« À toutes fins utiles, je te signale qu’elle adore les roses », lui murmure un jour Odile.
Peu à peu, cette histoire de roses lui entre dans la tête et ne le quitte plus. Le symbole a beau être suranné et un peu démodé, rien n’y fait. Cela tourne à l’obsession. Offrir une rose, c’est simple, mais trop simple quand on a, comme lui, tendance à vouloir compliquer les choses. Au lieu d’en acheter une chez le fleuriste du coin, il préfère, paire de ciseaux de bureau en poche, aller la cueillir dans le splendide rosier qui fait la fierté de Christian, le mari d’Odile.
« Le bibliothécaire, après s’être assuré que nul n’approchait – la réverbération du soleil l’empêchant apparemment de discerner Christian – saisit précautionneusement, entre le pouce et l’index, la plus belle des roses, et, d’un coup de ciseaux, en sectionna la tige. »

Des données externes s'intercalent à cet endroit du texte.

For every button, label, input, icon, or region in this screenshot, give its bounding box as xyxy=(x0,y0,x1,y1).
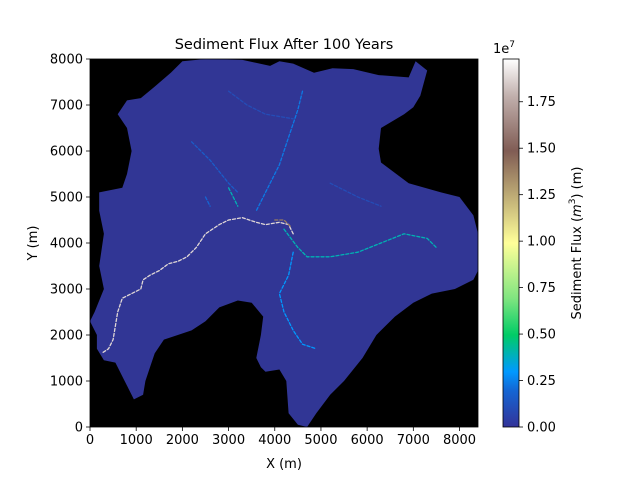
channel-8 xyxy=(100,217,294,355)
channel-4 xyxy=(329,182,382,207)
chart-title: Sediment Flux After 100 Years xyxy=(175,37,394,53)
channel-5 xyxy=(283,228,438,258)
colorbar-tick-label: 1.50 xyxy=(527,142,556,157)
colorbar-tick-label: 0.25 xyxy=(527,374,556,389)
channel-network xyxy=(100,90,438,355)
colorbar-gradient xyxy=(502,58,520,428)
y-tick-label: 4000 xyxy=(50,237,83,252)
x-axis-label: X (m) xyxy=(266,457,302,472)
y-axis: 0 1000 2000 3000 4000 5000 6000 7000 8000 xyxy=(50,53,90,436)
x-axis: 0 1000 2000 3000 4000 5000 6000 7000 8000 xyxy=(86,427,476,448)
colorbar-ticks: 0.00 0.25 0.50 0.75 1.00 1.25 1.50 1.75 xyxy=(519,95,556,436)
y-tick-label: 6000 xyxy=(50,145,83,160)
x-tick-label: 6000 xyxy=(351,433,384,448)
y-tick-label: 1000 xyxy=(50,375,83,390)
y-tick-label: 5000 xyxy=(50,191,83,206)
colorbar: 0.00 0.25 0.50 0.75 1.00 1.25 1.50 1.75 1e7 Sed… xyxy=(493,40,585,436)
watershed-region xyxy=(90,59,478,427)
colorbar-tick-label: 0.00 xyxy=(527,421,556,436)
x-tick-label: 4000 xyxy=(258,433,291,448)
plot-area xyxy=(90,59,478,427)
y-tick-label: 3000 xyxy=(50,283,83,298)
channel-6 xyxy=(278,251,317,350)
y-tick-label: 8000 xyxy=(50,53,83,68)
x-tick-label: 0 xyxy=(86,433,94,448)
channel-1 xyxy=(190,141,239,194)
x-tick-label: 7000 xyxy=(397,433,430,448)
colorbar-tick-label: 0.50 xyxy=(527,328,556,343)
colorbar-tick-label: 1.25 xyxy=(527,188,556,203)
channel-3 xyxy=(227,187,239,207)
y-tick-label: 7000 xyxy=(50,99,83,114)
x-tick-label: 5000 xyxy=(304,433,337,448)
y-tick-label: 2000 xyxy=(50,329,83,344)
colorbar-tick-label: 1.75 xyxy=(527,95,556,110)
channel-9 xyxy=(274,219,292,228)
colorbar-tick-label: 1.00 xyxy=(527,235,556,250)
y-tick-label: 0 xyxy=(75,421,83,436)
x-tick-label: 3000 xyxy=(212,433,245,448)
channel-2 xyxy=(255,90,304,212)
x-tick-label: 1000 xyxy=(120,433,153,448)
channel-7 xyxy=(204,196,211,207)
colorbar-label: Sediment Flux (m3) (m) xyxy=(568,167,585,320)
x-tick-label: 8000 xyxy=(443,433,476,448)
colorbar-offset-label: 1e7 xyxy=(493,40,515,57)
channel-0 xyxy=(227,90,294,120)
colorbar-tick-label: 0.75 xyxy=(527,281,556,296)
x-tick-label: 2000 xyxy=(166,433,199,448)
y-axis-label: Y (m) xyxy=(26,226,41,262)
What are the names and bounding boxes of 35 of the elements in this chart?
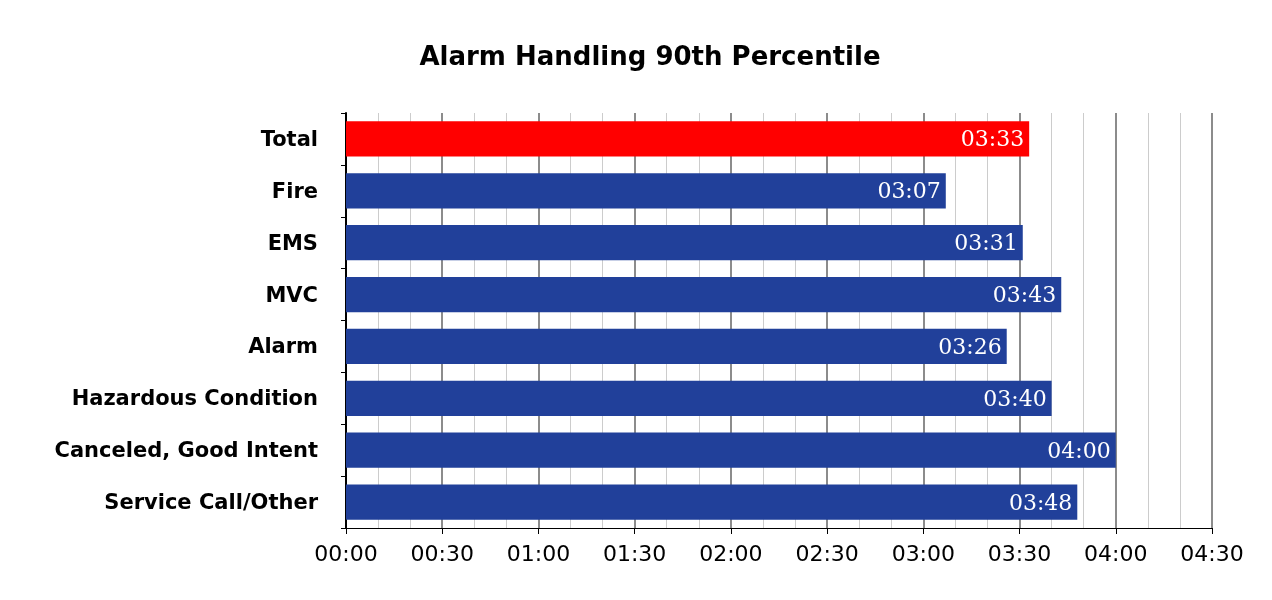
x-tick-label: 02:30: [795, 540, 859, 566]
y-tick-label: Alarm: [248, 334, 318, 359]
y-tick-label: Fire: [271, 178, 318, 203]
y-tick-label: MVC: [265, 282, 318, 307]
bar: [346, 380, 1052, 416]
x-tick-label: 01:30: [602, 540, 667, 566]
x-tick-label: 01:00: [506, 540, 571, 566]
bar: [346, 484, 1078, 520]
y-tick-label: Canceled, Good Intent: [54, 438, 318, 463]
bar: [346, 328, 1007, 365]
data-label: 03:07: [877, 178, 941, 204]
x-tick-label: 00:30: [410, 540, 474, 566]
bar: [346, 121, 1030, 157]
y-tick-label: Total: [260, 126, 318, 151]
data-label: 03:31: [954, 230, 1018, 256]
y-tick-label: EMS: [267, 230, 318, 255]
bar: [346, 173, 946, 209]
y-tick-label: Hazardous Condition: [71, 386, 318, 411]
data-label: 03:48: [1008, 489, 1073, 515]
chart-title: Alarm Handling 90th Percentile: [419, 41, 881, 71]
x-tick-label: 04:00: [1084, 540, 1148, 566]
data-label: 04:00: [1047, 437, 1111, 463]
x-tick-label: 04:30: [1180, 540, 1244, 566]
x-tick-label: 03:00: [891, 540, 956, 566]
data-label: 03:40: [983, 385, 1047, 411]
bar: [346, 276, 1062, 313]
bar: [346, 432, 1116, 468]
x-tick-label: 00:00: [314, 540, 378, 566]
data-label: 03:26: [938, 333, 1002, 359]
x-tick-label: 03:30: [987, 540, 1052, 566]
bar: [346, 225, 1023, 261]
data-label: 03:43: [992, 282, 1057, 308]
data-label: 03:33: [960, 126, 1025, 152]
x-tick-label: 02:00: [699, 540, 763, 566]
y-tick-label: Service Call/Other: [104, 490, 319, 515]
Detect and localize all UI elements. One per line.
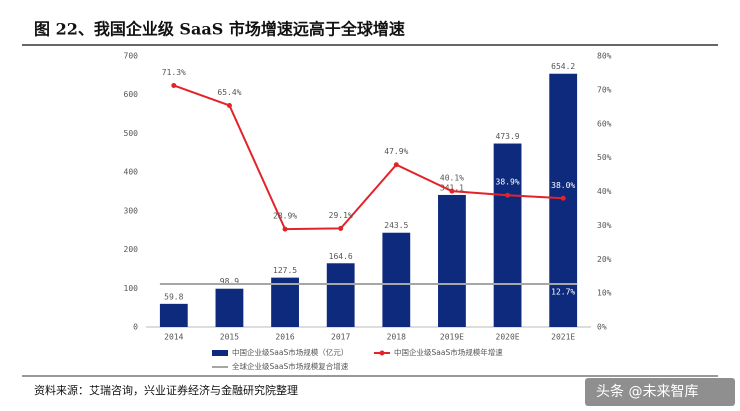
x-tick-label: 2020E xyxy=(496,333,520,342)
legend-dot xyxy=(379,350,385,356)
x-tick-label: 2021E xyxy=(551,333,575,342)
y-tick-label: 0 xyxy=(133,323,138,332)
watermark-bg xyxy=(585,378,735,406)
bar xyxy=(159,303,188,327)
x-tick-label: 2017 xyxy=(331,333,350,342)
growth-label: 47.9% xyxy=(384,147,408,156)
growth-point xyxy=(393,162,399,168)
growth-point xyxy=(282,226,288,232)
bar xyxy=(271,277,299,327)
watermark: 头条 @未来智库 xyxy=(596,383,698,400)
bar xyxy=(493,143,522,327)
bar-label: 164.6 xyxy=(329,252,353,261)
bar-label: 59.8 xyxy=(164,292,183,301)
y-tick-label: 400 xyxy=(124,168,139,177)
growth-point xyxy=(505,192,511,198)
growth-label: 28.9% xyxy=(273,212,297,221)
x-tick-label: 2019E xyxy=(440,333,464,342)
y2-tick-label: 30% xyxy=(597,221,612,230)
growth-point xyxy=(338,225,344,231)
legend-swatch xyxy=(212,350,228,356)
growth-point xyxy=(226,102,232,108)
y-tick-label: 300 xyxy=(124,206,139,215)
bar xyxy=(215,288,244,327)
bar-label: 341.1 xyxy=(440,183,464,192)
growth-label: 38.0% xyxy=(551,181,575,190)
legend-label: 中国企业级SaaS市场规模年增速 xyxy=(394,347,503,357)
growth-point xyxy=(449,188,455,194)
y-tick-label: 200 xyxy=(124,245,139,254)
y2-tick-label: 50% xyxy=(597,153,612,162)
y2-tick-label: 40% xyxy=(597,187,612,196)
y2-tick-label: 70% xyxy=(597,85,612,94)
global-label: 12.7% xyxy=(551,287,575,296)
source: 资料来源：艾瑞咨询，兴业证券经济与金融研究院整理 xyxy=(34,383,298,397)
bar xyxy=(438,194,466,327)
y-tick-label: 700 xyxy=(124,52,139,61)
bar-label: 243.5 xyxy=(384,221,408,230)
bar-label: 654.2 xyxy=(551,62,575,71)
bar-label: 127.5 xyxy=(273,266,297,275)
x-tick-label: 2015 xyxy=(220,333,239,342)
growth-line xyxy=(173,84,564,231)
bar-label: 98.9 xyxy=(220,277,239,286)
y2-tick-label: 80% xyxy=(597,52,612,61)
x-tick-label: 2014 xyxy=(164,333,183,342)
y-tick-label: 500 xyxy=(124,129,139,138)
bar xyxy=(326,263,355,327)
chart-title: 图 22、我国企业级 SaaS 市场增速远高于全球增速 xyxy=(34,20,405,39)
bar xyxy=(382,232,411,327)
growth-label: 29.1% xyxy=(329,211,353,220)
growth-label: 40.1% xyxy=(440,174,464,183)
growth-label: 71.3% xyxy=(162,68,186,77)
y-tick-label: 100 xyxy=(124,284,139,293)
legend-label: 全球企业级SaaS市场规模复合增速 xyxy=(232,361,349,371)
y2-tick-label: 0% xyxy=(597,323,607,332)
growth-label: 65.4% xyxy=(217,88,241,97)
x-tick-label: 2018 xyxy=(387,333,406,342)
legend-label: 中国企业级SaaS市场规模（亿元） xyxy=(232,347,348,357)
growth-point xyxy=(560,195,566,201)
y2-tick-label: 20% xyxy=(597,255,612,264)
x-tick-label: 2016 xyxy=(275,333,294,342)
y-tick-label: 600 xyxy=(124,90,139,99)
growth-point xyxy=(171,82,177,88)
y2-tick-label: 60% xyxy=(597,119,612,128)
y2-tick-label: 10% xyxy=(597,289,612,298)
growth-label: 38.9% xyxy=(496,178,520,187)
bar-label: 473.9 xyxy=(496,132,520,141)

Funeste décision, prise sans compter sur le cœur fragile de Christian. Et acte irréparable qui va déclencher une cascade d’événements imprévus (crise cardiaque, faux cambriolage, débandades en tous genres) que Luc Blanvillain narre avec calme et gourmandise. Il s’amuse tout en gardant une certaine distance et en portant un regard bienveillant sur ces personnages qu’il ne ménage pourtant pas. Il ne se moque pas, ne les juge pas. Ce qui attire son attention, ce sont leurs travers, leurs particularités, leurs indécisions contrebalancées par d’inattendus coups d’éclat et leur grande vulnérabilité.
Si la rose, et sa symbolique qui traverse les siècles et la
littérature, est présente au centre de ce roman, elle l’est aussi parce
que sous le velours apparent de ses pétales se cachent quelques épines
capables de blesser. Simon Crubel, le bibliothécaire amoureux, peu sûr
de lui, rêveur au long cours, va l’apprendre à ses dépends. Et, en
contrepartie, se doter d’un zeste de force mentale qui l’amènera à
remiser ses désillusions au placard.
L’impeccable et haletant roman de Luc Blanvillain ne mollit jamais. Il
avance, libre et léger, de page en page, tenant haut son fil narratif,
avec à bord une dizaine de personnages attachants qui s’offrent (sortant
ainsi de leur morosité quotidienne) des aventures inespérées et de
belles montées d’adrénaline.
Luc Blanvillain : Sur les roses, Quidam éditeur.